The Inexorable Link Between the Arts and Surviving a Pandemic


Statue with a Mask (Courtesy Anna Gru I Unsplash)

By Kate Button, Arts Writer, Copy Editor


As we enter into the winter months and the United States continues to set new records for the number of new COVID-19 cases in a day, it is easy to feel disheartened or depressed at the state of the world. In March, most people vowed to stay in for two weeks in an attempt to slow the spread of COVID-19, but as we enter into the eighth month of the pandemic, it is frustrating to see just how many people continually fail to take the pandemic seriously, trying to act as they would normally. This era of frustration, sadness and isolation comes with its own psychological challenges — on top of the already tense situation brought by COVID-19. However, as dire as things may look, the arts will continue to offer a steadfast source of hope, refuge and optimism.

At the beginning of the pandemic, artists hosted several virtual concerts and online streaming platforms witnessed a sharp spike in the number of people watching and binge-watching their favorite shows and movies. While the pandemic has put new releases of certain films on hold, the arts have offered a way to take a respite from the continuous barrage of bad news that has characterized the year 2020.

Historically, the arts have always prevailed throughout global health crises. In the late 14th century, the Black Death — also referred to as the bubonic plague pandemic — was the deadliest pandemic in human history, and it still retains this title. It has been estimated that over 200 million people died during this pandemic, but as bleak as this situation was, the plague directly contributed to the rise of the Italian Renaissance. The plague wiped out approximately one-third of Europe’s population, and with this decrease in population, there was a heightened labor shortage. But, from this shortage, workers were able to demand better wages, afford more nutritious food and they were able to spend more on luxury items — including art.

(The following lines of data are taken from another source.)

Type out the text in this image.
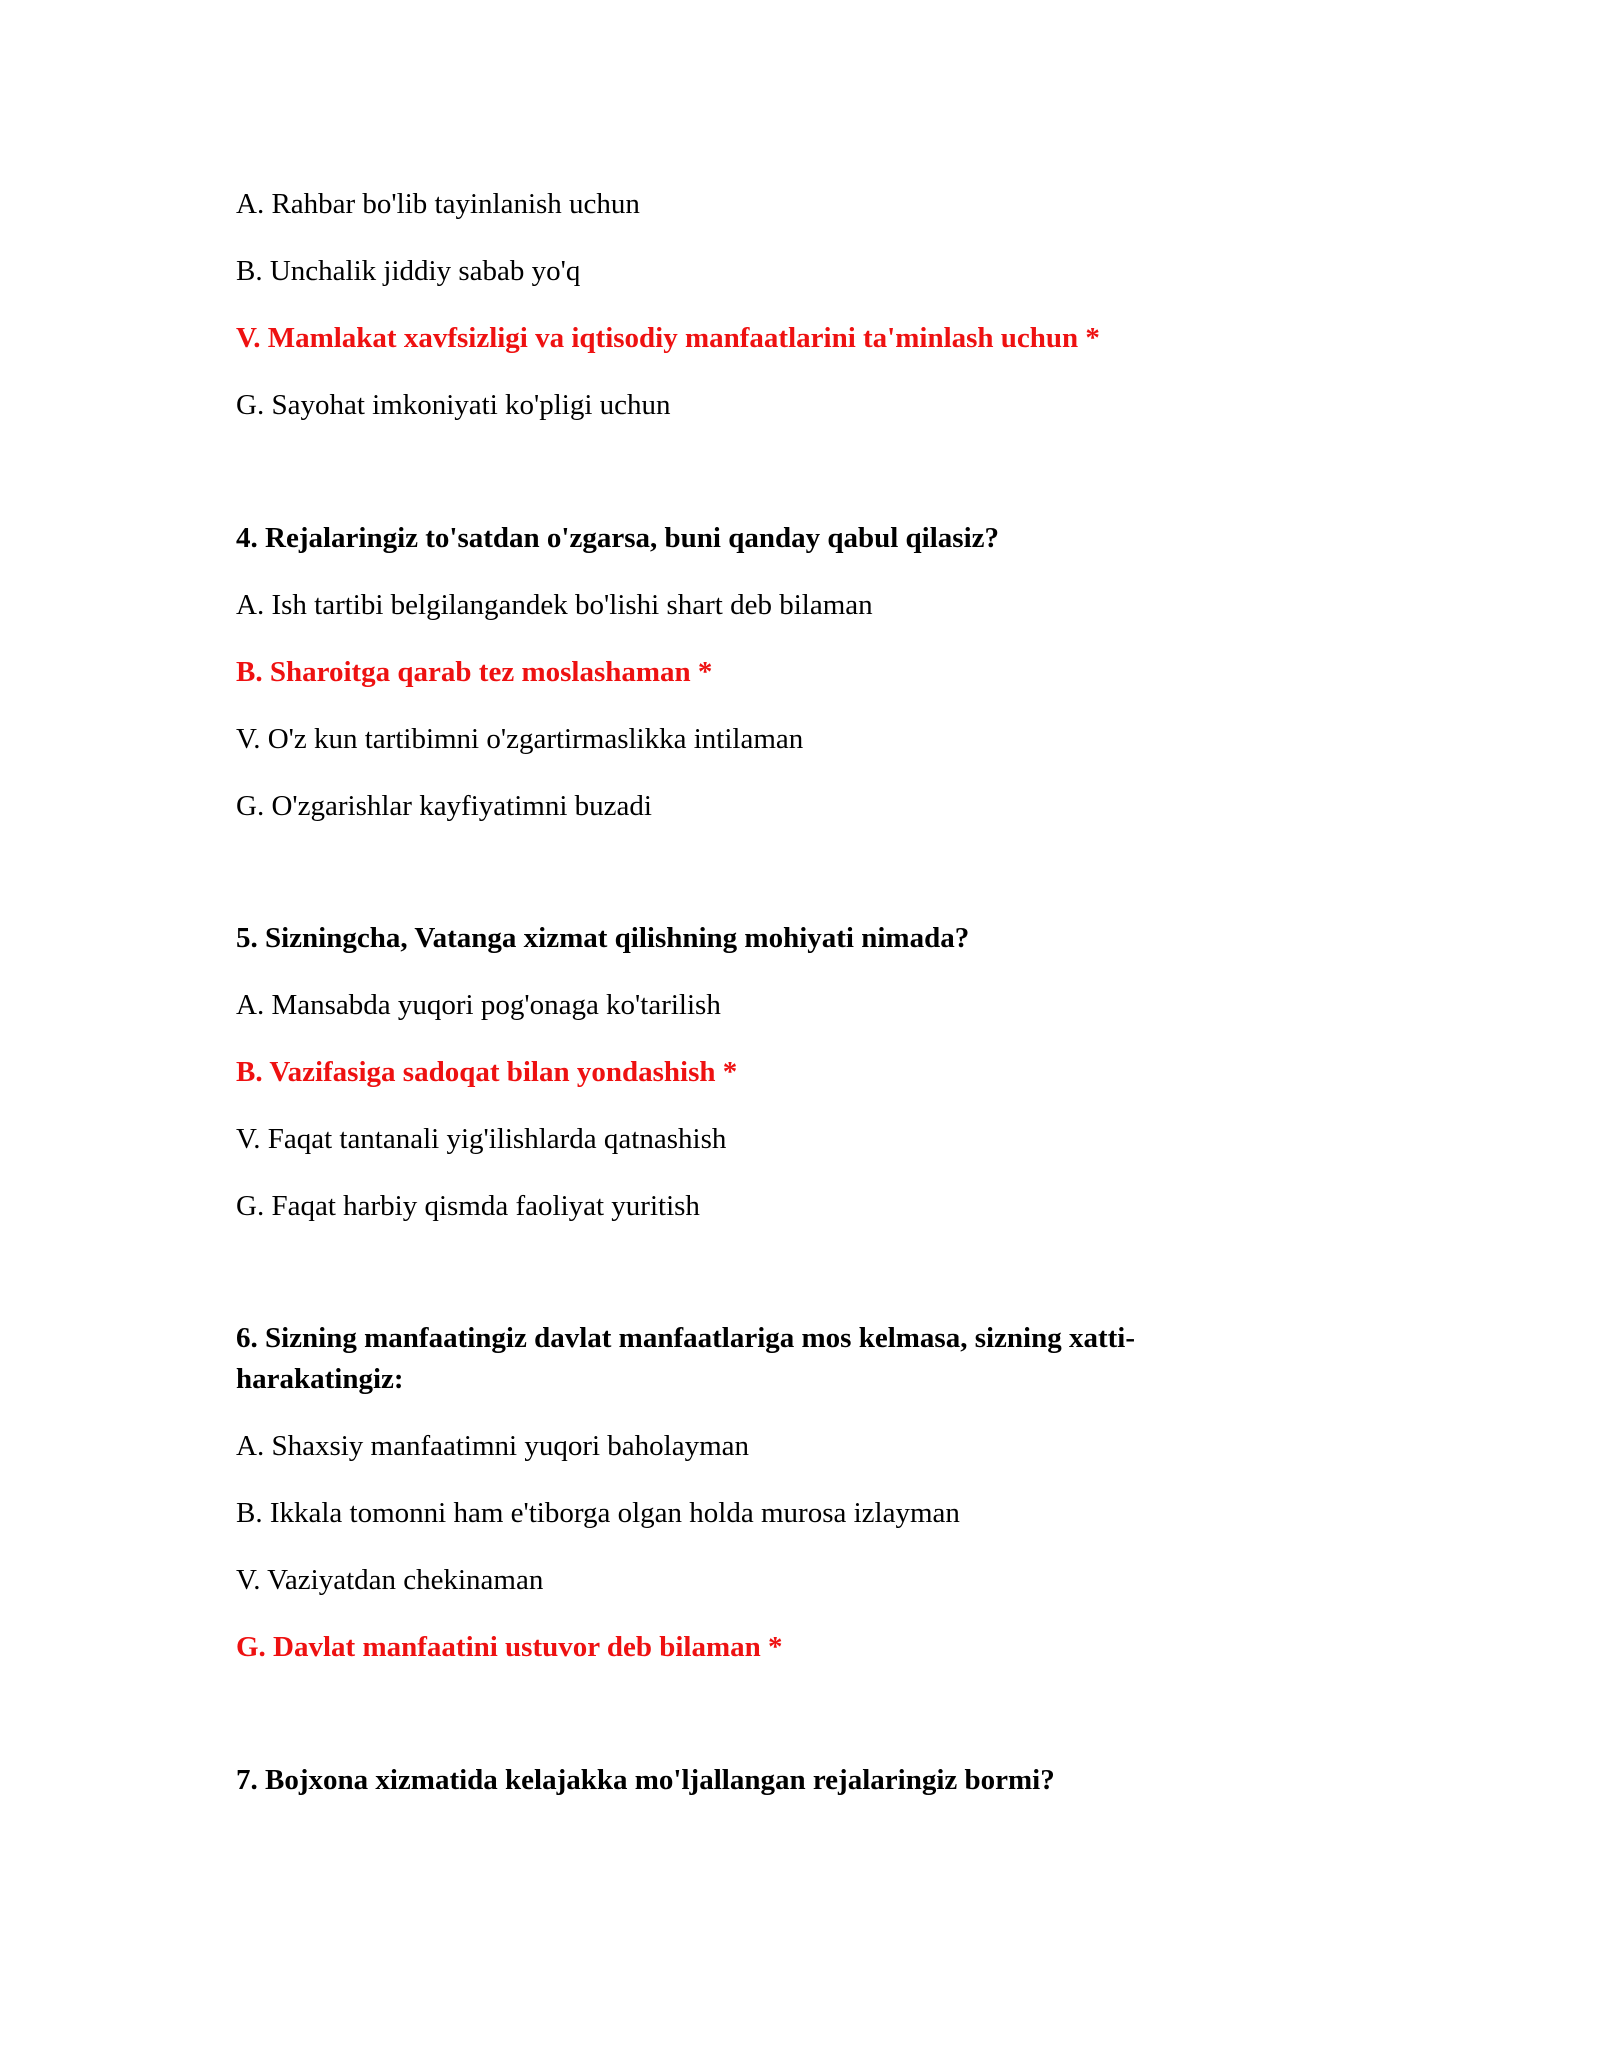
A. Rahbar bo'lib tayinlanish uchun
B. Unchalik jiddiy sabab yo'q
V. Mamlakat xavfsizligi va iqtisodiy manfaatlarini ta'minlash uchun *
G. Sayohat imkoniyati ko'pligi uchun
4. Rejalaringiz to'satdan o'zgarsa, buni qanday qabul qilasiz?
A. Ish tartibi belgilangandek bo'lishi shart deb bilaman
B. Sharoitga qarab tez moslashaman *
V. O'z kun tartibimni o'zgartirmaslikka intilaman
G. O'zgarishlar kayfiyatimni buzadi
5. Sizningcha, Vatanga xizmat qilishning mohiyati nimada?
A. Mansabda yuqori pog'onaga ko'tarilish
B. Vazifasiga sadoqat bilan yondashish *
V. Faqat tantanali yig'ilishlarda qatnashish
G. Faqat harbiy qismda faoliyat yuritish
6. Sizning manfaatingiz davlat manfaatlariga mos kelmasa, sizning xatti-
harakatingiz:
A. Shaxsiy manfaatimni yuqori baholayman
B. Ikkala tomonni ham e'tiborga olgan holda murosa izlayman
V. Vaziyatdan chekinaman
G. Davlat manfaatini ustuvor deb bilaman *
7. Bojxona xizmatida kelajakka mo'ljallangan rejalaringiz bormi?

Out of this bleak and miserable time, the economy and the arts entered a time of great prosperity. The Black Death had incredible implications for the economy, government and religion, but without the opportunity to reinvest in culture and art, the discovery of ancient Grecian works on science, philosophy, literature and art would have never occurred.

Great artists such as Dante, Petrarch, Donatello, and Michelangelo — among countless others — were fueled and funded by the era of prosperity following the destruction from the Black Death. So much of our current art world constantly refers back to these giant names, but as we confront the COVID-19 pandemic, we can use these historical examples to become more optimistic about the future of the world.

Already, several artists have begun to release albums and other artworks that were created while in quarantine. Perhaps most recognizably, Taylor Swift wrote and recorded the entirety of her “folklore” album whilst in isolation as a result of the COVID-19 pandemic. Her album is just one example of many pieces that have been made during the pandemic that will continue to serve as a document of this period. Other musicians, designers, illustrators, architects and painters have used this time to focus entirely on their craft. But even more importantly, time spent in quarantine has allowed normal people to explore the arts, pick up a new hobby or return to a practice that they’ve abandoned as we live our hectic lives.

While I don’t believe that we should look at the COVID-19 pandemic through rose-colored glasses — especially given the current administration’s failure to properly address this health crisis — I do believe it’s important to examine the beauty that can emerge out of periods of darkness. Storytelling is vital in these dire times, and if we utilize this opportunity of introspection and reflection, we can all contribute to making the world a more beautiful place filled with art and love in spite of the horrors of our existence.